Revelia na Ação Monitória
Quando o réu, devidamente citado, não se manifesta apresentando sua defesa (embargos monitórios) dentro do prazo de 15 dias úteis, ocorre a revelia. A revelia, nesse contexto, possui um efeito material relevante: presumem-se verdadeiros os fatos alegados pelo autor.
Ação Julgada Procedente
Diante da presunção de veracidade dos fatos apresentados pelo autor, o juiz, sem necessidade de produção de outras provas, proferirá sentença que constitui de pleno direito o título executivo judicial.
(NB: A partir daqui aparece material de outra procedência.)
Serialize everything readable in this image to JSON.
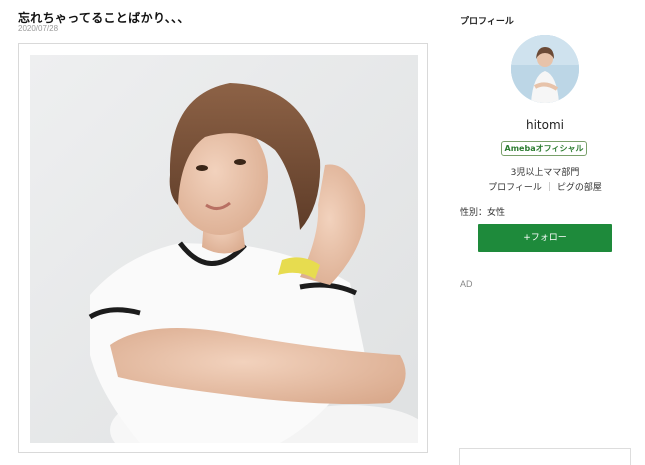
{
  "article": {
    "title": "忘れちゃってることばかり、、、",
    "date": "2020/07/28"
  },
  "sidebar": {
    "heading": "プロフィール",
    "name": "hitomi",
    "badge": "Amebaオフィシャル",
    "category": "3児以上ママ部門",
    "links": [
      "プロフィール",
      "ピグの部屋"
    ],
    "gender": "性別：女性",
    "follow_label": "+フォロー",
    "ad_label": "AD"
  },
  "colors": {
    "follow_button": "#1e8a3b",
    "badge_text": "#2e7d32",
    "avatar_background": "#bcd6e6"
  }
}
Isso significa que a ação monitória se transforma em um título hábil para a execução forçada, sem que haja a necessidade de um processo de conhecimento posterior para comprovação do direito.
Efeitos da Decisão
A decisão proferida com base no artigo 459 tem como objetivo conferir celeridade ao processo, especialmente em casos onde a pretensão do autor é clara e não há contestação por parte do réu. A sentença que constitui o título executivo judicial permite que o autor inicie a fase de cumprimento de sentença para satisfazer seu crédito, conforme os ditames legais.
Em suma, o artigo 459 do Código de Processo Civil disciplina a consequência da inércia do réu em uma ação monitória, transformando os fatos alegados pelo autor em verdade presumida e permitindo a constituição imediata de um título executivo judicial.